Офис фирмы был на улице Маяковского, так что их встречи происходили своеобразно — Крымов бегал вместе с теологом по центру города из одной компании в другую. Его друг заносил в них то документы, то деньги, иногда довольно большие.
По дороге и сидя в офисных приемных, они и разговаривали.
— Слушай, ты прочел «Дневники» Шмемана?
— Сейчас читаю. Блин, это так круто вообще…
— Ой, подожди, мне нужно заскочить вот сюда.
Но такой формат не напрягал Крымова, хотя иногда он чисто физически не мог поспеть за другом. Время от времени он предлагал спокойно посидеть в кафе, но Георгий говорил, что это тупо, платить за сосиски пятьдесят рублей.

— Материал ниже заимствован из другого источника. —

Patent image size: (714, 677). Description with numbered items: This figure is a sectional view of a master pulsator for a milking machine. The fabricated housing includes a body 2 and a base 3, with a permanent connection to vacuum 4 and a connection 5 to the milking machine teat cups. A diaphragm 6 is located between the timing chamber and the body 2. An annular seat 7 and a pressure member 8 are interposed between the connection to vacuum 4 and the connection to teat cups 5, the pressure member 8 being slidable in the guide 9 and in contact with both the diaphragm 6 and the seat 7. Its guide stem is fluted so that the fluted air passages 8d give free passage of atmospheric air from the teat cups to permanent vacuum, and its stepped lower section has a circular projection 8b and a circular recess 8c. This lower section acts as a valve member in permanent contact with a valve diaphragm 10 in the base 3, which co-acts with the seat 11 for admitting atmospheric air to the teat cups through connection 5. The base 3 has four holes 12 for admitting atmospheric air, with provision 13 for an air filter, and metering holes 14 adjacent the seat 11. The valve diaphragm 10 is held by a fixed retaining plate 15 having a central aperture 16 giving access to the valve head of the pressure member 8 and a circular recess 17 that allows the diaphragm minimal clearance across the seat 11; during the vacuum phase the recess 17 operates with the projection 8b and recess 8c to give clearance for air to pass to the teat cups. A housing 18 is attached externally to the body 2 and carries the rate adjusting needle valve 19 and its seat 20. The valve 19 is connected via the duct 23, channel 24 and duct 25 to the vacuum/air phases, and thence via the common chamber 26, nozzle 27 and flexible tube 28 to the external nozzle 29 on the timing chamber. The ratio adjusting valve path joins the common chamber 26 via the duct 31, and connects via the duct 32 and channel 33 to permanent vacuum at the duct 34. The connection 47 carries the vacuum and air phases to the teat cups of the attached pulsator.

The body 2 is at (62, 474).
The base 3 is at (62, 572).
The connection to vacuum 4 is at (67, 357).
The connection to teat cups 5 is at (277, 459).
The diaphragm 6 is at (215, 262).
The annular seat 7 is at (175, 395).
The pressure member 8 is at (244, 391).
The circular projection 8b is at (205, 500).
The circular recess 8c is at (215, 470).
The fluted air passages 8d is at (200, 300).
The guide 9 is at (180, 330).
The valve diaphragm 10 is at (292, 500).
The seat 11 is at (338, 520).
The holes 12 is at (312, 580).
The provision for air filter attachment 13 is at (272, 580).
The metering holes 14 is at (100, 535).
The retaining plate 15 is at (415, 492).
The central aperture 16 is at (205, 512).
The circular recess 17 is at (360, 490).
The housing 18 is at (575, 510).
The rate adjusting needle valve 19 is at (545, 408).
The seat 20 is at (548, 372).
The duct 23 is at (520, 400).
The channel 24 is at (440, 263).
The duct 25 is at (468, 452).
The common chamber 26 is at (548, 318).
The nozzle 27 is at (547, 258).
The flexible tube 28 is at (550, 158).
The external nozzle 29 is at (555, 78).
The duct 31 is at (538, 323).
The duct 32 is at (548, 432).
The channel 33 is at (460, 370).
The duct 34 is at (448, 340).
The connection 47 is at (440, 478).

Уже в конце лета в беседах с Георгием он все чаще употреблял оборот: «Даже если с тобой согласиться…» А начиная с осени, он впрямую, сознательно, перешел на сторону борца с неоплатонизмом. Это был переворот, который зачеркнул чуть ли ни десять лет его предыдущей церковной жизни. Правда, сама по себе она еще не кончалась, наоборот, в каком-то смысле, даже усилилась, но он не хотел понимать, что эта была предсмертная агония его церковности.
В чем состояло учение Георгия? Это было православное обновленчество, или православный протестантизм. Теолог говорил, что истинная церковь — это церковь первых веков, пока христианство не стало государственной религией Римской империи. А потом начались проблемы…
Став официальным, христианство испоганилось, то есть, в буквальном переводе, вобрало в себя много языческого. Георгий видел это чуть ли ни во всем том, что стало таким родным для Крымова: культ храма и храмового благочестия, культ церковной иерархии и конкретно священников (как называл это потом сам «георгеевец» Крымов, «батюшколатрия»), монашество как отрыв от реальной жизни, догматы, которые ввели в изначально простое еврейское христианство чуждый ему дух античного интеллектуализма.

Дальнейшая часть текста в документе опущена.